By: Ann Zhang and Nicole Miller
Cities have been at the forefront of mitigating climate change around the world, from Tokyo’s Green Building Program that incentivizes environmentally friendly building design, to a new competition at Boston’s Museum of Science that encourages undergraduate students to get involved in future sustainability efforts.
The museum announced its “Go Carbon Neutral!” challenge on Feb. 19. Participants in the challenge are tasked with strategizing ways to reduce greenhouse gas produced by Boston’s transportation systems. They can do this by addressing energy, fuel, infrastructure, alternative vehicles or modes of transportation, according to the museum’s website.
The challenge is open to all undergraduate students in New England and is in partnership with Greentown Labs and General Motors.
Mayor Martin Walsh pledged to make Boston a carbon-neutral city by 2050 when he announced the Carbon Free Boston initiative in 2017. If this goal is achieved, the city will have a net zero carbon footprint.
Last month, the Boston Green Ribbon Commission released a 2019 Carbon Free Boston: Summary Report in partnership with Boston University’s Institute for Sustainable Energy that offered strategies to reach this goal.
Although Boston has been long considered among the most walkable and bikeable cities in the nation, where one in three commuters adopt public transportation, the city still requires a major overhaul to realize a carbon-neutral transportation system, according to the report.
As shown in the report, vehicles traveling in and out of Boston account for 29 percent of the city’s emissions. Of the 2016 greenhouse gas emissions that came from transportation around Boston, about 75 percent came from private passenger vehicles.
Annette Sawyer, vice president of the museum’s Education Division and a BU alumna, said transportation needs some of the most innovative and creative solutions.
“It’s an important way of getting the conversation started, getting creative juices flowing and also beginning a conversation with the future leaders who are going to solve these problems,” Sawyer said.

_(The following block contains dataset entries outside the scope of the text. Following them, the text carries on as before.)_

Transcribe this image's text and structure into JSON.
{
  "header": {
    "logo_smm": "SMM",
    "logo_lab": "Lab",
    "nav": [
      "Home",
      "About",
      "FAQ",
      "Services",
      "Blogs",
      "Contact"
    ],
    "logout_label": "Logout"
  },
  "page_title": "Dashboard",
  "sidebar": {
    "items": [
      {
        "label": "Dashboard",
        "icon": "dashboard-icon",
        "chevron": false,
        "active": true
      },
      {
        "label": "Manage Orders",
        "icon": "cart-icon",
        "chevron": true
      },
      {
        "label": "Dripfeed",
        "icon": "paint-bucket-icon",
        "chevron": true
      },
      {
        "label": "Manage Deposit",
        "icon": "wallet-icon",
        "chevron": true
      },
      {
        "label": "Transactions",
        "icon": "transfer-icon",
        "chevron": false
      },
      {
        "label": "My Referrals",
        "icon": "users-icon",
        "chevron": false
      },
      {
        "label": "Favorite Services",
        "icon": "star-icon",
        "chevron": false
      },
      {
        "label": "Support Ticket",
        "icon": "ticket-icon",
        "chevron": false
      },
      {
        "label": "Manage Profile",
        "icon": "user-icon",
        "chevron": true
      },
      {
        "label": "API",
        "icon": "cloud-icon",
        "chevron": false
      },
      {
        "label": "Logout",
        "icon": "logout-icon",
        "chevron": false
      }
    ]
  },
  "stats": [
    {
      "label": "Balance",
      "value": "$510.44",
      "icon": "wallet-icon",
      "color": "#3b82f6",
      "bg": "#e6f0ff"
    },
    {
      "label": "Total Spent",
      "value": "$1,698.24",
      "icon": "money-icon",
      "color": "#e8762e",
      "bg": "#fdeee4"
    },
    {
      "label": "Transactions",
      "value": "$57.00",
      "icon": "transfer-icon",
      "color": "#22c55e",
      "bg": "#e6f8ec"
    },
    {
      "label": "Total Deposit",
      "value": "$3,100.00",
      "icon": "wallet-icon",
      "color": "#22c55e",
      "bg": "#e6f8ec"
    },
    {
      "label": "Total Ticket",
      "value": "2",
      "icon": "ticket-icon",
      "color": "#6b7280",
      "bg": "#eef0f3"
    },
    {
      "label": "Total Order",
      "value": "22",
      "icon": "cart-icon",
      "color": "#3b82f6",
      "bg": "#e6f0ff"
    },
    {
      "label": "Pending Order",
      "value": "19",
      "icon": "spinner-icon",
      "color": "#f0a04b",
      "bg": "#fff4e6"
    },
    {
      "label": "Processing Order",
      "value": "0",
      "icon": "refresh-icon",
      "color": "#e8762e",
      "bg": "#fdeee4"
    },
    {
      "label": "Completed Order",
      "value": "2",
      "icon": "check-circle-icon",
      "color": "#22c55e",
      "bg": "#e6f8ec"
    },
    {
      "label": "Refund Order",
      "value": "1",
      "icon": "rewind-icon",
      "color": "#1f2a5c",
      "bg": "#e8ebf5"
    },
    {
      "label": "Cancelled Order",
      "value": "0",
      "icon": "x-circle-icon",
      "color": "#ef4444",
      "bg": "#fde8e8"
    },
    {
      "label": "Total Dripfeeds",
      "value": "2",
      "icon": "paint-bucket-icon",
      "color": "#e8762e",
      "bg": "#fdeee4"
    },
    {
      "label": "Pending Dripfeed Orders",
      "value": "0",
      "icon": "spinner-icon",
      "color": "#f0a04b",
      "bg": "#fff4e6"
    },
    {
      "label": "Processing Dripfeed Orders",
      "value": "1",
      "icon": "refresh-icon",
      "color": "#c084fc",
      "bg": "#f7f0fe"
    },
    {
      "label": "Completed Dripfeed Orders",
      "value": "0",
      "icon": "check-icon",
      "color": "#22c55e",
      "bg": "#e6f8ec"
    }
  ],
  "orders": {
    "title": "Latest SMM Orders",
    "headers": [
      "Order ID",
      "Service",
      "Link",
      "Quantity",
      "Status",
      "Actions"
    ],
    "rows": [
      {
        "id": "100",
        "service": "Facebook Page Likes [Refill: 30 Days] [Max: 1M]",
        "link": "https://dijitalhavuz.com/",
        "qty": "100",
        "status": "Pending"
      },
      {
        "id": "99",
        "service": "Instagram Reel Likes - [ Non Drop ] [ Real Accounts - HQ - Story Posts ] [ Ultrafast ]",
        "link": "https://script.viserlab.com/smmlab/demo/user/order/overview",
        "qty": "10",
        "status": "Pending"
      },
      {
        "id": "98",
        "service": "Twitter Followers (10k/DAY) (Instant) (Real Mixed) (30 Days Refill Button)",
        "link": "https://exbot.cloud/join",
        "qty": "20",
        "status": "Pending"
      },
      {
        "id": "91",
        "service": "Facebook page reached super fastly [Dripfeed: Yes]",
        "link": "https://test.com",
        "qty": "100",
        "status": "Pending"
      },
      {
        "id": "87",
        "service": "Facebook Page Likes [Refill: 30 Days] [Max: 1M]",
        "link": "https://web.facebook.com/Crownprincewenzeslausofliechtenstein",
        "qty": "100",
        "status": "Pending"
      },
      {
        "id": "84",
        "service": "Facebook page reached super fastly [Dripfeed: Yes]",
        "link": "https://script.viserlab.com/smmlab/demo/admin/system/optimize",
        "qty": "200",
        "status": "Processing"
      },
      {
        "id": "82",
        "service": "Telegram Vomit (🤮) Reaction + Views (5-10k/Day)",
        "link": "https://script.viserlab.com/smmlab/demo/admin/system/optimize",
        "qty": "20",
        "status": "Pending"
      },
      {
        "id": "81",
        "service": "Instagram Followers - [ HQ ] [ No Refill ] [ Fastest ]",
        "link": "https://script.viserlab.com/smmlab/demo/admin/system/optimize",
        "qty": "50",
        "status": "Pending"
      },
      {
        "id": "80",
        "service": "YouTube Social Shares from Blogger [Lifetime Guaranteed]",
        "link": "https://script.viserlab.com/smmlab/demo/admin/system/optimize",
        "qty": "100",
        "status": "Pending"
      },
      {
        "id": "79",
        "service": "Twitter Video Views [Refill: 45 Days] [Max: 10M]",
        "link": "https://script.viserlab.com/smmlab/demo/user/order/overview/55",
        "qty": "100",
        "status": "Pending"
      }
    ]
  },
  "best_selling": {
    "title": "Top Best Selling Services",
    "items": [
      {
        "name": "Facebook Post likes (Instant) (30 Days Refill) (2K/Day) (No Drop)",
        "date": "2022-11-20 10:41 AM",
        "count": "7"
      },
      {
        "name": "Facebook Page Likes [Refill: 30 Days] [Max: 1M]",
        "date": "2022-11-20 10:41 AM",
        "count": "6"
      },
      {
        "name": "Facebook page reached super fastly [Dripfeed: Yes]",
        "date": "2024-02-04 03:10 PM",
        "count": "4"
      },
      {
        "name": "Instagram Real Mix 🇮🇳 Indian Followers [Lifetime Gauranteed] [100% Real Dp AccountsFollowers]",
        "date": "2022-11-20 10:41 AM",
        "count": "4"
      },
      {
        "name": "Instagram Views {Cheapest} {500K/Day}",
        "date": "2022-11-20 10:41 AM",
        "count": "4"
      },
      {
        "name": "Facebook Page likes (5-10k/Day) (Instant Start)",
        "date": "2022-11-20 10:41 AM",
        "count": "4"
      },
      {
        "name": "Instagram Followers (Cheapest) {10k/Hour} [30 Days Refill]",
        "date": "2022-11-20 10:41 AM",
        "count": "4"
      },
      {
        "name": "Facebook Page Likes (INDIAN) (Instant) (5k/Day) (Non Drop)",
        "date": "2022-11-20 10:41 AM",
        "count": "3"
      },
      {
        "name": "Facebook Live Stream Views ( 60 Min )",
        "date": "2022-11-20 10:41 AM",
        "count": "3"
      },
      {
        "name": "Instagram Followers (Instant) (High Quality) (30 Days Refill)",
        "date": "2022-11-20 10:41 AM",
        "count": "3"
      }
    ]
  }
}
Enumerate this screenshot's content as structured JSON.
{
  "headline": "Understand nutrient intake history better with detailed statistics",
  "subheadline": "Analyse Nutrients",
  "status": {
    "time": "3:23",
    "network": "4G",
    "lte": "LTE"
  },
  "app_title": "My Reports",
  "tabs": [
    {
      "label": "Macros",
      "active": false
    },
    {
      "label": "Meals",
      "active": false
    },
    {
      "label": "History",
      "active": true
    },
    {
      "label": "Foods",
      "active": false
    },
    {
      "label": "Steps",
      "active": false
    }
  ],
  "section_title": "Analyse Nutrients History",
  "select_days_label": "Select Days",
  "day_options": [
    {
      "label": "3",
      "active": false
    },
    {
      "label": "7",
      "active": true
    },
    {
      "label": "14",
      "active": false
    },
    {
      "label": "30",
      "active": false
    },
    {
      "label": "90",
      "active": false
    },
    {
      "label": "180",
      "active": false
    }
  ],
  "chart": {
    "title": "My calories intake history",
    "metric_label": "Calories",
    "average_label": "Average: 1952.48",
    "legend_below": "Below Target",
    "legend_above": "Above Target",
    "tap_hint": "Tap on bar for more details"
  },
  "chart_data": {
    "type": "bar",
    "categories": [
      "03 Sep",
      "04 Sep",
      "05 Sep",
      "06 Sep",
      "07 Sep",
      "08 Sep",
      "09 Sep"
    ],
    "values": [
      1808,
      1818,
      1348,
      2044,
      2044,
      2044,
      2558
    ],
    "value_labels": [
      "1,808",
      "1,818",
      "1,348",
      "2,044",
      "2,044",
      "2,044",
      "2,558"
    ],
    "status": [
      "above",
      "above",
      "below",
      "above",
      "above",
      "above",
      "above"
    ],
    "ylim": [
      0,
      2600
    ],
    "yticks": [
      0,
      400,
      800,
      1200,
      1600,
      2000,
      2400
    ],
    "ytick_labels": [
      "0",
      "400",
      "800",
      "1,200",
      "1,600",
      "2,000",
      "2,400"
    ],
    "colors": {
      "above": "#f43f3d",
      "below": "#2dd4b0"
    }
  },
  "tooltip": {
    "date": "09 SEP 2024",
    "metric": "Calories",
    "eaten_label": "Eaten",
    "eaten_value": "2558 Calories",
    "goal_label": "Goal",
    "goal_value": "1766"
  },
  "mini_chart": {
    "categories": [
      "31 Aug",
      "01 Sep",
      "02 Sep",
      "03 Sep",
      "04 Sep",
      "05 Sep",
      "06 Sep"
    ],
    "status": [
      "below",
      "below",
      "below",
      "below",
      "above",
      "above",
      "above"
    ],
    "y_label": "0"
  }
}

Sawyer said if young people in Boston act innovatively, they have the power to create a city of their dreams.
“My call to my fellow BU students is to come participate in this at the Museum of Science and begin making that future that’s so important for them to participate in and to dream about,” Sawyer said.
Individuals interested in the competition can submit their forms until March 3, and the applications will be reviewed on a rolling basis. All semi-finalist teams will be notified by March 8. Applications can be completed online at the museum’s website.
Semi-finalist teams should be comprised of one to four people, and each team will require one student team leader and one adult mentor from their university or college.
There will be a culminating event at the Museum of Science on April 23, where semi-finalists will present their ideas and compete to receive cash prizes and professional opportunities.
Katherine Eshel, the City of Boston’s Carbon Neutrality Program Manager, said reducing greenhouse gas emissions has substantial benefits for Boston residents.
“If we’re shifting away from burning fossil fuels to fuel our vehicles or heat and power our homes, then we can cut air pollution on the streets of Boston and in people’s homes and businesses,” Eshel said. “That means we’re improving both our indoor and outdoor air quality, and that has huge benefits for public health.”
BU’s Associate Vice President for University Sustainability, Dennis Carlberg, wrote in an email that he believes the Carbon Free Boston report is the most extensive work done on climate change by any city to date.
“Cities around the world have climate action plans,” he wrote. “Few have done the careful analysis necessary to understand what it will actually take to achieve their goals.”
Carlberg likewise wrote there will be some obstacles to achieving a carbon-neutral Boston.
“The major challenges are inertia, resistance to change and reluctance to spend money now to save over time,” he wrote. “Our community will need to support our leaders so they can make the difficult and controversial policy choices that will lead to a carbon free future as quickly as possible.”
College students can have significant impacts on sustainability efforts in their city, Carlberg wrote.
“BU students could really be the driving force to help the City meet its goals by using their skills and knowledge to develop sustainable solutions to current barriers,” he wrote.